A Procuradoria-Geral da República (PGR) pediu a prisão do senador Sergio Moro (União-PR) por insinuar que Gilmar Mendes, ministro do Supremo Tribunal Federal (STF), vende habeas corpus. O órgão apresentou uma denúncia à Corte por calúnia. A informação é da coluna de Mônica Bergamo na Folha de S.Paulo.
Na última sexta (14), o ex-juiz viralizou nas redes sociais por aparecer em um vídeo falando sobre “comprar um habeas corpus de Gilmar Mendes”. Para a vice-procuradora Lindôra Araújo, ele cometeu crime de calúnia por sugerir que o magistrado pratica corrupção passiva.
Ela pede que Moro seja condenado e, se a pena for superior a quatro anos de prisão, que ele perca o mandato.

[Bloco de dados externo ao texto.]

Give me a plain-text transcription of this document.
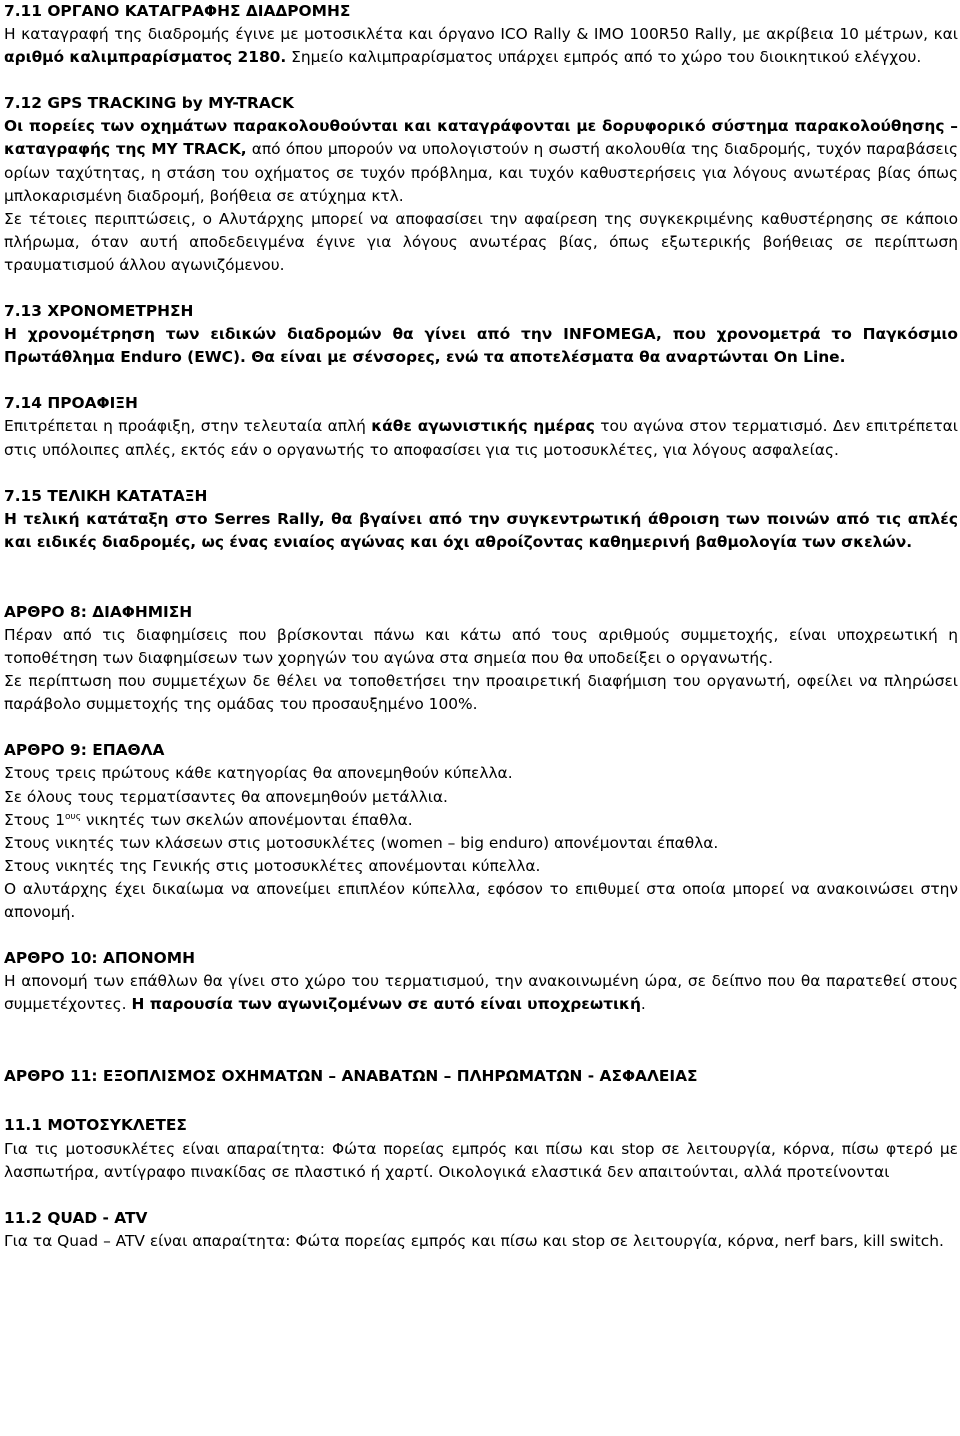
7.11 ΟΡΓΑΝΟ ΚΑΤΑΓΡΑΦΗΣ ΔΙΑΔΡΟΜΗΣ

Η καταγραφή της διαδρομής έγινε με μοτοσικλέτα και όργανο ICO Rally & IMO 100R50 Rally, με ακρίβεια 10 μέτρων, και αριθμό καλιμπραρίσματος 2180. Σημείο καλιμπραρίσματος υπάρχει εμπρός από το χώρο του διοικητικού ελέγχου.

7.12 GPS TRACKING by MY-TRACK

Οι πορείες των οχημάτων παρακολουθούνται και καταγράφονται με δορυφορικό σύστημα παρακολούθησης – καταγραφής της MY TRACK, από όπου μπορούν να υπολογιστούν η σωστή ακολουθία της διαδρομής, τυχόν παραβάσεις ορίων ταχύτητας, η στάση του οχήματος σε τυχόν πρόβλημα, και τυχόν καθυστερήσεις για λόγους ανωτέρας βίας όπως μπλοκαρισμένη διαδρομή, βοήθεια σε ατύχημα κτλ.

Σε τέτοιες περιπτώσεις, ο Αλυτάρχης μπορεί να αποφασίσει την αφαίρεση της συγκεκριμένης καθυστέρησης σε κάποιο πλήρωμα, όταν αυτή αποδεδειγμένα έγινε για λόγους ανωτέρας βίας, όπως εξωτερικής βοήθειας σε περίπτωση τραυματισμού άλλου αγωνιζόμενου.

7.13 ΧΡΟΝΟΜΕΤΡΗΣΗ

Η χρονομέτρηση των ειδικών διαδρομών θα γίνει από την INFOMEGA, που χρονομετρά το Παγκόσμιο Πρωτάθλημα Enduro (EWC). Θα είναι με σένσορες, ενώ τα αποτελέσματα θα αναρτώνται On Line.

7.14 ΠΡΟΑΦΙΞΗ

Επιτρέπεται η προάφιξη, στην τελευταία απλή κάθε αγωνιστικής ημέρας του αγώνα στον τερματισμό. Δεν επιτρέπεται στις υπόλοιπες απλές, εκτός εάν ο οργανωτής το αποφασίσει για τις μοτοσυκλέτες, για λόγους ασφαλείας.

7.15 ΤΕΛΙΚΗ ΚΑΤΑΤΑΞΗ

Η τελική κατάταξη στο Serres Rally, θα βγαίνει από την συγκεντρωτική άθροιση των ποινών από τις απλές και ειδικές διαδρομές, ως ένας ενιαίος αγώνας και όχι αθροίζοντας καθημερινή βαθμολογία των σκελών.

ΑΡΘΡΟ 8: ΔΙΑΦΗΜΙΣΗ

Πέραν από τις διαφημίσεις που βρίσκονται πάνω και κάτω από τους αριθμούς συμμετοχής, είναι υποχρεωτική η τοποθέτηση των διαφημίσεων των χορηγών του αγώνα στα σημεία που θα υποδείξει ο οργανωτής.

Σε περίπτωση που συμμετέχων δε θέλει να τοποθετήσει την προαιρετική διαφήμιση του οργανωτή, οφείλει να πληρώσει παράβολο συμμετοχής της ομάδας του προσαυξημένο 100%.

ΑΡΘΡΟ 9: ΕΠΑΘΛΑ

Στους τρεις πρώτους κάθε κατηγορίας θα απονεμηθούν κύπελλα.

Σε όλους τους τερματίσαντες θα απονεμηθούν μετάλλια.

Στους $1^{o\upsilon\varsigma}$ νικητές των σκελών απονέμονται έπαθλα.

Στους νικητές των κλάσεων στις μοτοσυκλέτες (women – big enduro) απονέμονται έπαθλα.

Στους νικητές της Γενικής στις μοτοσυκλέτες απονέμονται κύπελλα.

Ο αλυτάρχης έχει δικαίωμα να απονείμει επιπλέον κύπελλα, εφόσον το επιθυμεί στα οποία μπορεί να ανακοινώσει στην απονομή.

ΑΡΘΡΟ 10: ΑΠΟΝΟΜΗ

Η απονομή των επάθλων θα γίνει στο χώρο του τερματισμού, την ανακοινωμένη ώρα, σε δείπνο που θα παρατεθεί στους συμμετέχοντες. Η παρουσία των αγωνιζομένων σε αυτό είναι υποχρεωτική.

ΑΡΘΡΟ 11: ΕΞΟΠΛΙΣΜΟΣ ΟΧΗΜΑΤΩΝ – ΑΝΑΒΑΤΩΝ – ΠΛΗΡΩΜΑΤΩΝ - ΑΣΦΑΛΕΙΑΣ

11.1 ΜΟΤΟΣΥΚΛΕΤΕΣ

Για τις μοτοσυκλέτες είναι απαραίτητα: Φώτα πορείας εμπρός και πίσω και stop σε λειτουργία, κόρνα, πίσω φτερό με λασπωτήρα, αντίγραφο πινακίδας σε πλαστικό ή χαρτί. Οικολογικά ελαστικά δεν απαιτούνται, αλλά προτείνονται

11.2 QUAD - ATV

Για τα Quad – ATV είναι απαραίτητα: Φώτα πορείας εμπρός και πίσω και stop σε λειτουργία, κόρνα, nerf bars, kill switch.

Na visão da PGR, o senador estava ciente da acusação contra Gilmar e fez a declaração para depreciar e descredibilizar o ministro.
A procuradoria pede que o ex-juiz seja notificado a apresentar uma resposta em até 15 dias e que o STF instaure uma ação penal sobre o caso. Também foi solicitado que o vídeo seja mantido nas redes sociais para a apuração e que seja estabelecido um valor de indenização.
Após o pedido da PGR, Moro afirmou que sua declaração “foi retirada de contexto” e que “não contém nenhuma acusação contra ninguém”.
No trecho divulgado, o ex-juiz está em uma festa junina conversando com outras pessoas, quando uma voz feminina diz: “está subornando o velho”. Em resposta, ele afirma: “Não, isso é fiança. Instituto para comprar um habeas corpus do Gilmar Mendes”.